Tip number 7 is priceless! I am not as gracious as you are on tip number 8 and I am going to ponder this for awhile. It seems like an over bearing date with no amount of surprise or twist or why read it if you already know how it ends?
Another great list, Edwin...I also balked for a second on 8, but I think I get where ol' Kurt is coming from...It's probably the one tip that doesn't translate as well from novels to screenwriting. Many novels take a leisurely pace at setting up the story, or, even more importantly, setting up the back story - much more important in a novel than in a screenplay (back story, that is)...So, what I think he's trying to say as it relates to a novel is to PUSH out your first act. Give people a reason to read. If we were to translate this to the craft of screenwriting, I think it would be to make your first 10 pages killer... Christina, I think a 3rd act twist or surprise wouldn't fall into number 8. Suspense builds through a bunch of moments...A twist or a surprise is a single moment. That's my interpretation...Which with 5 bucks will get you a grande black coffee at Starbucks :)
ツ Thanks for sharing Edwin.
Hi RB, I re read number 8 and I agree that the first 10 pages apply here. Forget Starbucks, I always have a fresh pot of coffee. ;-) at mi casa.

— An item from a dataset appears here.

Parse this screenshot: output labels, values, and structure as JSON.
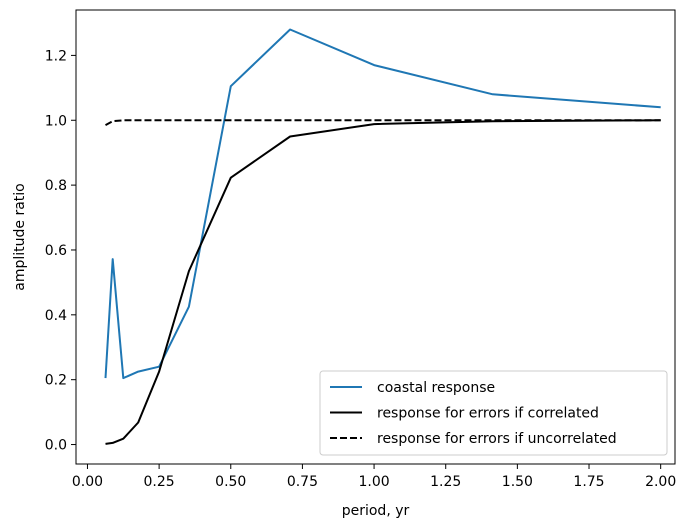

If the cockroaches get to the last few pages before you do it can't be that entertaining...Or you seriously need to fumigate. My novel readers tended to say they were on page thirty before they realized how much they'd read. Grab 'em by the lapels and don't let go, especially at the end. Then give them the world and all the trimmings (a satisfying ending with loose ends tied up.) As for what should happen by which page, why not make every page attention grabbing?
I'll be right over...Could use a caffeine fix. :)
These rules are so good because they hit on the psychology of a viewers needs and mental harmony, Talk on stage 32 is sly a great director? Rocky gives you all the "mental" happy pills, Down guy wins...good over evil.. you like rocky, etc. But as a writer and producer I don't have to be rocked by a screenplayI have to love the overall idea, I can fill in the blanks if the idea of the story is special.
I'm glad people are taking something out of Vonnegut's suggestions! As for #8, I feel the wording--like when putting a message across through texts and emails--is a bit conflicting with what is at heart in the tip. I'd say he is suggesting to be as engaging as possible, not to push the reader/viewer into a dark corner, but to guide them through the dark room. For example, as Richard said, the first 10 pages of a script would guide one through the rest of the story if the essentials to the story are there within those pages. Complete understanding, I feel, doesn't mean a giveaway of the story, but a feeling about it.